The new government of Mexico has made its intentions clear, to legalize cannabis in all its forms for adult use. This opens the door to the commoditization of cannabis and all of its sub products. IMHO this is the beginning of the end for the heavily indebted Canadian first movers. The markets have been very generous to the “big names” in Canadian weed but how can they compete with an outdoor low cost producer in say Mexico? Many of the problems associated with Canadian weed are due to the massive over regulated indoor grows they have built. For example I have never seen a mouldy cannabis plant grown outdoors. Cannabis is a robust weed, and comes by its informal name honestly.
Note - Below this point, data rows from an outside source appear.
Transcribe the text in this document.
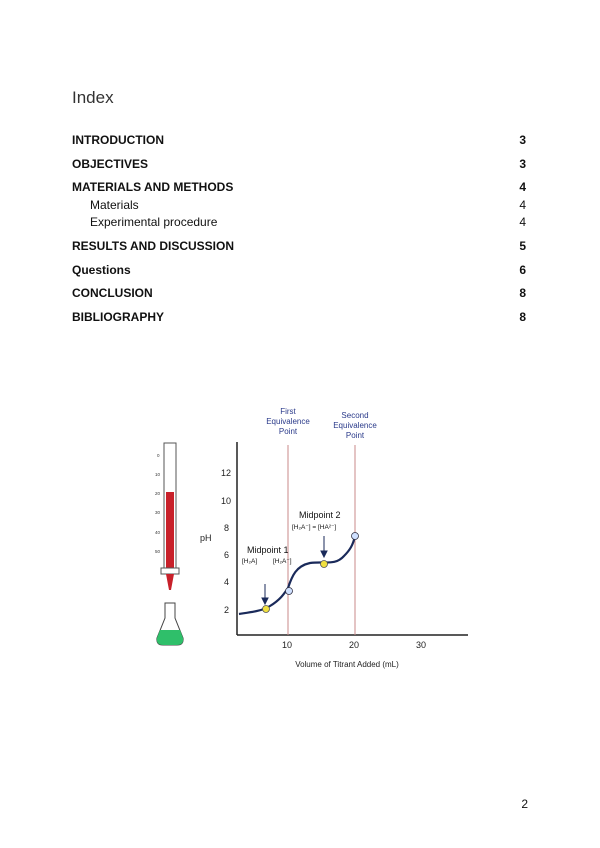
Index
INTRODUCTION	3
OBJECTIVES	3
MATERIALS AND METHODS	4
Materials	4
Experimental procedure	4
RESULTS AND DISCUSSION	5
Questions	6
CONCLUSION	8
BIBLIOGRAPHY	8
0
10
20
30
40
50
First
Equivalence
Point
Second
Equivalence
Point
2
4
6
8
10
12
10	20	30
pH
Volume of Titrant Added (mL)
Midpoint 1
[H₂A] [H₂A⁻]
Midpoint 2
[H₂A⁻] = [HA²⁻]
2
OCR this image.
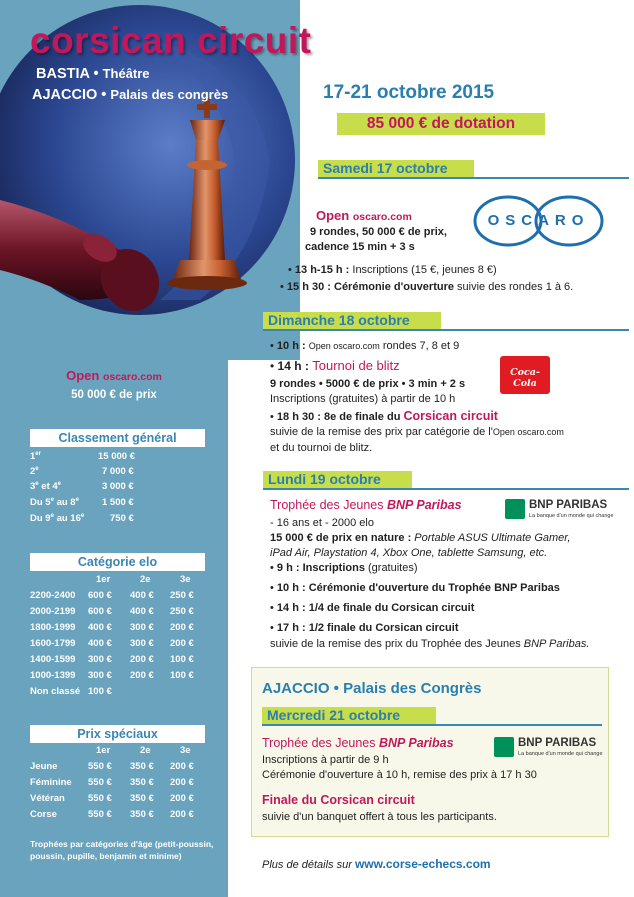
corsican circuit
BASTIA • Théâtre
AJACCIO • Palais des congrès
Open oscaro.com
50 000 € de prix
Classement général
1er	15 000 €
2e	7 000 €
3e et 4e	3 000 €
Du 5e au 8e 1 500 €
Du 9e au 16e	750 €
Catégorie elo
1er	2e	3e
2200-2400 600 € 400 € 250 €
2000-2199 600 € 400 € 250 €
1800-1999 400 € 300 € 200 €
1600-1799 400 € 300 € 200 €
1400-1599 300 € 200 € 100 €
1000-1399 300 € 200 € 100 €
Non classé 100 €
Prix spéciaux
1er	2e	3e
Jeune	550 € 350 € 200 €
Féminine 550 € 350 € 200 €
Vétéran 550 € 350 € 200 €
Corse	550 € 350 € 200 €
Trophées par catégories d'âge (petit-poussin, poussin, pupille, benjamin et minime)
17-21 octobre 2015
85 000 € de dotation
Samedi 17 octobre
Open oscaro.com
9 rondes, 50 000 € de prix,
cadence 15 min + 3 s
OSCARO
• 13 h-15 h : Inscriptions (15 €, jeunes 8 €)
• 15 h 30 : Cérémonie d'ouverture suivie des rondes 1 à 6.
Dimanche 18 octobre
• 10 h : Open oscaro.com rondes 7, 8 et 9
• 14 h : Tournoi de blitz
9 rondes • 5000 € de prix • 3 min + 2 s
Inscriptions (gratuites) à partir de 10 h
Coca-Cola
• 18 h 30 : 8e de finale du Corsican circuit
suivie de la remise des prix par catégorie de l'Open oscaro.com
et du tournoi de blitz.
Lundi 19 octobre
Trophée des Jeunes BNP Paribas	BNP PARIBAS
La banque d'un monde qui change
- 16 ans et - 2000 elo
15 000 € de prix en nature : Portable ASUS Ultimate Gamer,
iPad Air, Playstation 4, Xbox One, tablette Samsung, etc.
• 9 h : Inscriptions (gratuites)
• 10 h : Cérémonie d'ouverture du Trophée BNP Paribas
• 14 h : 1/4 de finale du Corsican circuit
• 17 h : 1/2 finale du Corsican circuit
suivie de la remise des prix du Trophée des Jeunes BNP Paribas.
AJACCIO • Palais des Congrès
Mercredi 21 octobre
Trophée des Jeunes BNP Paribas	BNP PARIBAS
La banque d'un monde qui change
Inscriptions à partir de 9 h
Cérémonie d'ouverture à 10 h, remise des prix à 17 h 30
Finale du Corsican circuit
suivie d'un banquet offert à tous les participants.
Plus de détails sur www.corse-echecs.com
Which brings me to the last and probably largest opportunity for Captiva. They announced their intentions to acquire from Mexican landowners, acreage and permits to cultivate, process and distribute cannabis and hemp products! Think back 5 years when everyone was holding their breath to see who would get a Canadian MMPR licence and how well that turned out for early investors in the Canadian co’s (many newly minted marijuana millionaires). I am hearing the process is being streamlined in Mexico with full government approval possibly coming as soon as the end of this month. Ironically things in Mexico are happening at a blinding speed compared to the dinosaur of Canadian politics.

Captiva Verde has the opportunity to be the best comeback story in all of the Canadian capital markets. Imagine the stories we will be able to tell! Jeff’s tenacity and loyalty to his shareholders combined with the lessons and experience he gained through the organic greens market will enable him to execute on the second chapter of the coming global cannabis phenomenon.